Dans la limite de l’ancienneté moyenne exigée à l’article 24 pour une promotion à l’échelon supérieur, les bénéficiaires de cette disposition conservent l’ancienneté d’échelon acquise dans leur grade d’origine lorsque l’augmentation de traitement consécutive à leur nomination est inférieure ou égale à 15 points d’indice brut. Toutefois, lorsque le classement opéré en vertu de l’alinéa précédent conduit le fonctionnaire à bénéficier d’un échelon qu’aurait également atteint le titulaire d’un échelon supérieur de son grade d’origine, aucune ancienneté ne lui est conservée dans l’échelon du premier grade du corps de catégorie B dans lequel il est classé.
S’ils y ont intérêt, les agents mentionnés au premier alinéa, qui détenaient, antérieurement au dernier grade détenu en catégorie C, un grade doté de l’échelle 5, sont classés en application des dispositions du III en tenant compte de la situation qui aurait été la leur s’ils n’avaient cessé, jusqu’à la date de nomination dans l’un des corps régis par le présent décret, d’appartenir à ce grade.

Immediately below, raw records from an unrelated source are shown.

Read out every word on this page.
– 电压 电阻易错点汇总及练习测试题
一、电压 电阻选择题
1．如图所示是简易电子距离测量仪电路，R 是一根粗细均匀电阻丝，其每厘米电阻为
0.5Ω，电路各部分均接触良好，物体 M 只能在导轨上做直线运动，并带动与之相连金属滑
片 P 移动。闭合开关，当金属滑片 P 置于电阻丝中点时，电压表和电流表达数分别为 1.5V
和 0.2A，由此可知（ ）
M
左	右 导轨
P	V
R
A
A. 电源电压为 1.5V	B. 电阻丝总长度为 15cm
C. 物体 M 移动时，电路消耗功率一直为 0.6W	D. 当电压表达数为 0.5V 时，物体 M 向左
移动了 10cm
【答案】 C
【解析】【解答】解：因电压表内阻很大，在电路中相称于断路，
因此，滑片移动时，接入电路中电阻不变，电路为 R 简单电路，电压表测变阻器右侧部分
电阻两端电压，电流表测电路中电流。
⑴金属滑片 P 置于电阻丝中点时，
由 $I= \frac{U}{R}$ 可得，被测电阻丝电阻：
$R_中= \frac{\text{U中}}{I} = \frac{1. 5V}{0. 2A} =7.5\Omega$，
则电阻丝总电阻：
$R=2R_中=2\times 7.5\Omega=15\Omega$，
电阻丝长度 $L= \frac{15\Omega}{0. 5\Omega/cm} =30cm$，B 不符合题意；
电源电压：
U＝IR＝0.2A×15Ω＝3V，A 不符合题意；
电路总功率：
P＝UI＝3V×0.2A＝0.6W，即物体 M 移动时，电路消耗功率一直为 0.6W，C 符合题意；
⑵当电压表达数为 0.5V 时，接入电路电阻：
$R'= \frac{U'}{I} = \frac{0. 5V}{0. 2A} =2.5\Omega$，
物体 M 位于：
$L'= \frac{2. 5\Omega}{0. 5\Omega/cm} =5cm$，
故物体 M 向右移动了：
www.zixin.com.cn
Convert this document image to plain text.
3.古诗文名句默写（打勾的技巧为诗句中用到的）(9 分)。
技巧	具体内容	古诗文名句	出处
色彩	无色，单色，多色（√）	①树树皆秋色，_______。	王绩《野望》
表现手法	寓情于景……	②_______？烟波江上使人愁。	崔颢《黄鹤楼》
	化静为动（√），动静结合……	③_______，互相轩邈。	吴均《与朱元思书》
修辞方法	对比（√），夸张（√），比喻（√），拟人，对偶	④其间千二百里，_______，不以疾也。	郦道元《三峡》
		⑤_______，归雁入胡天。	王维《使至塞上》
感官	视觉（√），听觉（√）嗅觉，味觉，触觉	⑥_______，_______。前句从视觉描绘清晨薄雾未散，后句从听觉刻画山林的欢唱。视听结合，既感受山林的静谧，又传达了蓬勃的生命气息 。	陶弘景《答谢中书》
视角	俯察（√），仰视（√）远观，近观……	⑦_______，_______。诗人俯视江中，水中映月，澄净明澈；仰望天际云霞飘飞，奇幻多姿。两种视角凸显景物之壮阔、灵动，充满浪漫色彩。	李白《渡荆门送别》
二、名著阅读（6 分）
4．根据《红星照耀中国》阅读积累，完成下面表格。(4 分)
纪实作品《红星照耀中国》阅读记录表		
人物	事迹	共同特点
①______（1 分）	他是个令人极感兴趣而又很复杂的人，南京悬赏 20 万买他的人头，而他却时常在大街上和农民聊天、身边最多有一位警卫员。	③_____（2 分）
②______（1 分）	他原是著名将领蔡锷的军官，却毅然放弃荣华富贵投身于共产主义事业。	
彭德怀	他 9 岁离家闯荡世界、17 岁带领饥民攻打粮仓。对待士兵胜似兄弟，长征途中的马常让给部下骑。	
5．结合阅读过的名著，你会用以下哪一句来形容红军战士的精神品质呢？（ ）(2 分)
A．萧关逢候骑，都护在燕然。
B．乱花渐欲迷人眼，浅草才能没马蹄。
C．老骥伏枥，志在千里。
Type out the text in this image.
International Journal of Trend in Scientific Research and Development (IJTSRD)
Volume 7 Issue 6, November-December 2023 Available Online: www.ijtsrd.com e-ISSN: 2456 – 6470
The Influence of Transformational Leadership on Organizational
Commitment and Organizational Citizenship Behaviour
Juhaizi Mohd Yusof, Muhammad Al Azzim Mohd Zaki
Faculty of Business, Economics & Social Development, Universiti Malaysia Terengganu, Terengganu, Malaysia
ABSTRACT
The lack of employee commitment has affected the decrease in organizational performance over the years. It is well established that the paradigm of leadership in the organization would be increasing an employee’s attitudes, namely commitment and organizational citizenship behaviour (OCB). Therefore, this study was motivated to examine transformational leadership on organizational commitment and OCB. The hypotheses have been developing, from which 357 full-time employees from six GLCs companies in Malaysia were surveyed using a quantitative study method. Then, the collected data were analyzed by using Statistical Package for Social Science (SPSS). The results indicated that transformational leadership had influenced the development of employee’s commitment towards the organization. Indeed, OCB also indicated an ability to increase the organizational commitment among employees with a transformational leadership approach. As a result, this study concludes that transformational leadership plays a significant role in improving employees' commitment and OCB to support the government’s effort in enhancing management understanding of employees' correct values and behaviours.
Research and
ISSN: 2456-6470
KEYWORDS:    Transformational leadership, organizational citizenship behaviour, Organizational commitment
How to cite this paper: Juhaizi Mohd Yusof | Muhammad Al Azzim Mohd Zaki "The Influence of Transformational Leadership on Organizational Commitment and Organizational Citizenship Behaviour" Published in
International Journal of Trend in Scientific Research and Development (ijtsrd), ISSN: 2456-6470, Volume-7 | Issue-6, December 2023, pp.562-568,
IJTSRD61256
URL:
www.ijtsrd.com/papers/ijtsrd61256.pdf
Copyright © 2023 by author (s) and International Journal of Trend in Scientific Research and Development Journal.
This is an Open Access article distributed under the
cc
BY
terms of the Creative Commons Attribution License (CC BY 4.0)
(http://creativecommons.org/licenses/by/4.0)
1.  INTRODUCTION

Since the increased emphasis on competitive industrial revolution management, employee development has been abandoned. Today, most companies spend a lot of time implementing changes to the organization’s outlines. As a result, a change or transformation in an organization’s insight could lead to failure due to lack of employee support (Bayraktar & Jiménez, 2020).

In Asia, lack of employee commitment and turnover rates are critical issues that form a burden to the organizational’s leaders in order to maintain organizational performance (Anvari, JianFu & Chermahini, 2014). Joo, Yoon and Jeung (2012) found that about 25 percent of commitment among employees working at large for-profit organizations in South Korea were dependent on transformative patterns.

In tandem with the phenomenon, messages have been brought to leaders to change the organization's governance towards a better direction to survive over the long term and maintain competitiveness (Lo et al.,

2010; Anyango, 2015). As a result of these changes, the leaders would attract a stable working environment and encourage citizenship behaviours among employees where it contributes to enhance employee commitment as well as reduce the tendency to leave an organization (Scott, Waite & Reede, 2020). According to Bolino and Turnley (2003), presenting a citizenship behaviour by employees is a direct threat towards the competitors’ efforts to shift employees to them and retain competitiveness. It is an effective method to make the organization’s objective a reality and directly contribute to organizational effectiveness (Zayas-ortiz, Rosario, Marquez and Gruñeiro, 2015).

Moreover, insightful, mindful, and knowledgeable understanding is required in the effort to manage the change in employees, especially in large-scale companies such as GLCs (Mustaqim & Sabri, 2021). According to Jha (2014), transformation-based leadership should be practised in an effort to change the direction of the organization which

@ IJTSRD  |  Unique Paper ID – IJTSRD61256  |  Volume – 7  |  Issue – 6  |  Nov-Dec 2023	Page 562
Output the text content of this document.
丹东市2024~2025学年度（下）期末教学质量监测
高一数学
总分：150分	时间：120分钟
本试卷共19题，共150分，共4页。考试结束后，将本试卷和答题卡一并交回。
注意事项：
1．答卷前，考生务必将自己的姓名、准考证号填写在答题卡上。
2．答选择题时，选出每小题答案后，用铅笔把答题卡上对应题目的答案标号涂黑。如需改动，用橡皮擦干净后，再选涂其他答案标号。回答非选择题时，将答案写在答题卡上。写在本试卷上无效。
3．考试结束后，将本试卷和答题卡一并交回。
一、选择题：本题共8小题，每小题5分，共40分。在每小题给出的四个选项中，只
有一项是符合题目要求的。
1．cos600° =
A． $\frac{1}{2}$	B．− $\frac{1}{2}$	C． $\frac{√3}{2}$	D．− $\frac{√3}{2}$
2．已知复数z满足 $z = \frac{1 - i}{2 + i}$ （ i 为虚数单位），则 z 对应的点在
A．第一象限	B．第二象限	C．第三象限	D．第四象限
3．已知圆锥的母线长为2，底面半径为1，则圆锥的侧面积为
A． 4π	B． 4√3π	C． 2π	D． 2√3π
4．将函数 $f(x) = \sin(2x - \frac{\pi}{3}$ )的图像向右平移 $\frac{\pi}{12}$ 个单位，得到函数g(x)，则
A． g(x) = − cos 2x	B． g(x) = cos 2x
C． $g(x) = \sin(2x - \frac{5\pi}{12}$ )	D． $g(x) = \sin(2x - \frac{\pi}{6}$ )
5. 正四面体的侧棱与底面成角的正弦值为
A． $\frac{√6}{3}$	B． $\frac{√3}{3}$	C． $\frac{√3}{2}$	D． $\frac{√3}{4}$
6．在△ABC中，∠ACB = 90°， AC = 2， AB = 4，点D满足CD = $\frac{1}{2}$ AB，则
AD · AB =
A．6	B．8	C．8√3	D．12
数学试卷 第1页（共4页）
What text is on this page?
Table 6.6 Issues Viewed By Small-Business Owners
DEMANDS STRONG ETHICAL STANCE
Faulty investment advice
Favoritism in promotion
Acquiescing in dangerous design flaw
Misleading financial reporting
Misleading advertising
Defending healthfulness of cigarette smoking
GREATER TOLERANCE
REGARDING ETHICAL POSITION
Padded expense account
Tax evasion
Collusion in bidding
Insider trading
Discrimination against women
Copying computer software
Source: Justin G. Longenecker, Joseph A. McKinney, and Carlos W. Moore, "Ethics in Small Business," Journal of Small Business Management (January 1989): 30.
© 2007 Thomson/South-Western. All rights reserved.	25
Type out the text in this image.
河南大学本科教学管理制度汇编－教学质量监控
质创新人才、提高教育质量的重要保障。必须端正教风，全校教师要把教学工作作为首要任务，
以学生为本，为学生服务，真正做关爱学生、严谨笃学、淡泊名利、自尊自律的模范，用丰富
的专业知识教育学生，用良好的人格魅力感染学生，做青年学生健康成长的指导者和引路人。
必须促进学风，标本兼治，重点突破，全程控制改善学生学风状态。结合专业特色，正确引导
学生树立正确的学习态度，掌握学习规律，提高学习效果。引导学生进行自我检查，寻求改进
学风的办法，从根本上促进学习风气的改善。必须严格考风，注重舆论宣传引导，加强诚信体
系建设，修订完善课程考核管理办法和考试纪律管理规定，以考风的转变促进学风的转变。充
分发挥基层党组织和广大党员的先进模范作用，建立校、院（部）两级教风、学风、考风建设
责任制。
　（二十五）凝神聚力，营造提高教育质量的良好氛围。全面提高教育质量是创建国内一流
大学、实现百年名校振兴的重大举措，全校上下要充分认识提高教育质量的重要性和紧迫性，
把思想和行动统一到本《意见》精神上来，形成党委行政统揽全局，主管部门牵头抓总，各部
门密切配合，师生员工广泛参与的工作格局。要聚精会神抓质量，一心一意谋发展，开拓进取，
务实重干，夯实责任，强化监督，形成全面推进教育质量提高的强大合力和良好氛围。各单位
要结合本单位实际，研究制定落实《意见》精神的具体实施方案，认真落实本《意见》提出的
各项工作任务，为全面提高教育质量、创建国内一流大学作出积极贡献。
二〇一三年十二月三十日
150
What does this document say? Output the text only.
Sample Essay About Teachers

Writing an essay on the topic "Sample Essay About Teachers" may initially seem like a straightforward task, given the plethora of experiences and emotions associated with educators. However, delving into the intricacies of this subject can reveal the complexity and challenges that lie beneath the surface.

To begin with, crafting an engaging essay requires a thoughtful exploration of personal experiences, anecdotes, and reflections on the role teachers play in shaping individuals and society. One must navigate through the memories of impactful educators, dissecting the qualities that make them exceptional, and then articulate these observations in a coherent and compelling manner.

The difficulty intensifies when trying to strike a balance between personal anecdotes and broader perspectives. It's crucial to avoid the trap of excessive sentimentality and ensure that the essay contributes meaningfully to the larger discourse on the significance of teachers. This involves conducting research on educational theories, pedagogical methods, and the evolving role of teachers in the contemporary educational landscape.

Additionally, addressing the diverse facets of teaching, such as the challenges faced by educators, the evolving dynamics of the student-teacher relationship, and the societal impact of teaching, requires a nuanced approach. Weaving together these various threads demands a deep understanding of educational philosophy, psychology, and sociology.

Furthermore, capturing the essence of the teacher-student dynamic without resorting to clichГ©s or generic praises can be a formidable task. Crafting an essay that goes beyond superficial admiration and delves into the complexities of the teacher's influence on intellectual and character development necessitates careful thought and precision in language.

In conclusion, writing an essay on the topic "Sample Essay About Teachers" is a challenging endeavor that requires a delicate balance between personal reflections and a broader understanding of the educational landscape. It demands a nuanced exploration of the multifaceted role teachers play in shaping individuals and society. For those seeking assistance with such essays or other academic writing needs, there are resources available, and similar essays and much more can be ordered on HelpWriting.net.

V. - Les fonctionnaires autres que ceux mentionnés aux II, III et IV sont classés à l’échelon du premier grade qui comporte un traitement égal ou, à défaut, immédiatement supérieur au traitement perçu en dernier lieu dans leur corps d’origine.
Dans la limite de l’ancienneté moyenne exigée à l’article 24, pour une promotion à l’échelon supérieur, ils conservent l’ancienneté d’échelon qu’ils avaient acquise dans leur grade d’origine lorsque l’augmentation de traitement consécutive à leur nomination est inférieure à celle qui aurait résulté d’un avancement d’échelon dans leur ancienne situation.
Les fonctionnaires nommés alors qu’ils ont atteint le dernier échelon de leur grade d’origine conservent leur ancienneté d’échelon dans les mêmes limites, lorsque l’augmentation de traitement consécutive à leur nomination est inférieure à celle qui a résulté de leur promotion à ce dernier échelon.